The Fund enriches Yale’s understanding of global cultures by supporting one-semester to one-year residencies for foreign scholars in the humanities and social sciences. It focuses on scholars from regions where improved relations and mutual understanding with the United States are especially important, including Africa, the Caucasus, Central Asia, China, non-EU Eastern Europe, Turkey, Russia, Latin America, the Middle East, and South and Southeast Asia.
Each Rice Lecturer, nominated by a Yale faculty mentor from a MacMillan Center area studies council, teaches one undergraduate course per semester on a topic related to their region that complements the council’s offerings.

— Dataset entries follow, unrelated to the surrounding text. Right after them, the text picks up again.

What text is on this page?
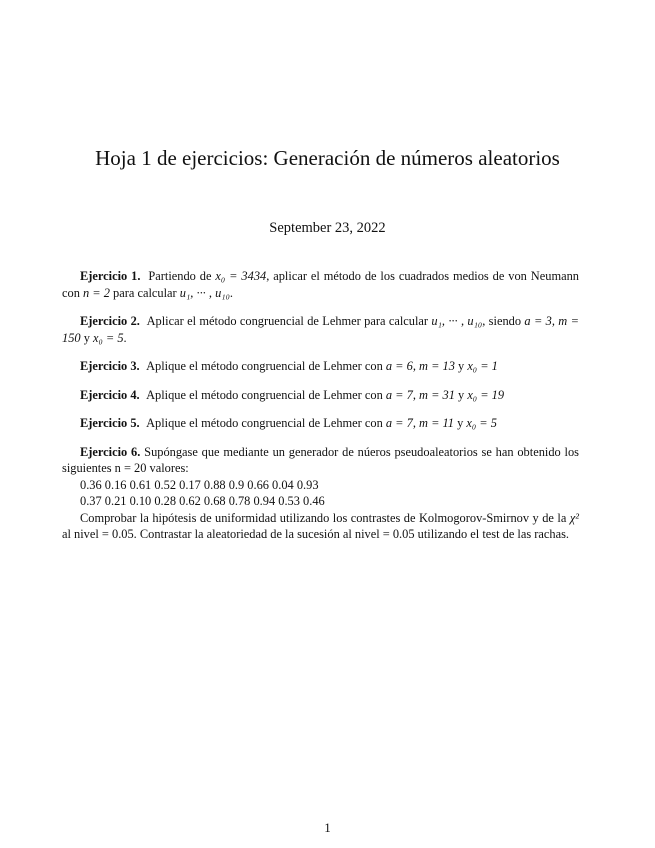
Hoja 1 de ejercicios: Generación de números aleatorios
September 23, 2022

Ejercicio 1. Partiendo de x₀ = 3434, aplicar el método de los cuadrados medios de von Neumann con n = 2 para calcular u₁, ··· , u₁₀.

Ejercicio 2. Aplicar el método congruencial de Lehmer para calcular u₁, ··· , u₁₀, siendo a = 3, m = 150 y x₀ = 5.

Ejercicio 3. Aplique el método congruencial de Lehmer con a = 6, m = 13 y x₀ = 1

Ejercicio 4. Aplique el método congruencial de Lehmer con a = 7, m = 31 y x₀ = 19

Ejercicio 5. Aplique el método congruencial de Lehmer con a = 7, m = 11 y x₀ = 5

Ejercicio 6. Supóngase que mediante un generador de núeros pseudoaleatorios se han obtenido los siguientes n = 20 valores:

0.36 0.16 0.61 0.52 0.17 0.88 0.9 0.66 0.04 0.93

0.37 0.21 0.10 0.28 0.62 0.68 0.78 0.94 0.53 0.46

Comprobar la hipótesis de uniformidad utilizando los contrastes de Kolmogorov-Smirnov y de la χ² al nivel = 0.05. Contrastar la aleatoriedad de la sucesión al nivel = 0.05 utilizando el test de las rachas.

1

Equally important is their active participation in the council’s intellectual community through both formal and informal engagement with students and faculty.
Spring 2026 Rice Fellow
Ornit Shani teaches Modern Indian History at the Department of Asian Studies, University of Haifa, where she heads the India Programme. She is the author of How India Became Democratic: Citizenship and the Making of the Universal Franchise (Cambridge University Press, 2018; and Penguin Random House India, 2018). The book won the 2019 Kamaladevi Chattophadyay New India Foundation Prize for the best book on modern India. It has been reviewed in academic journals, newspapers and magazines, and featured on a number of podcasts.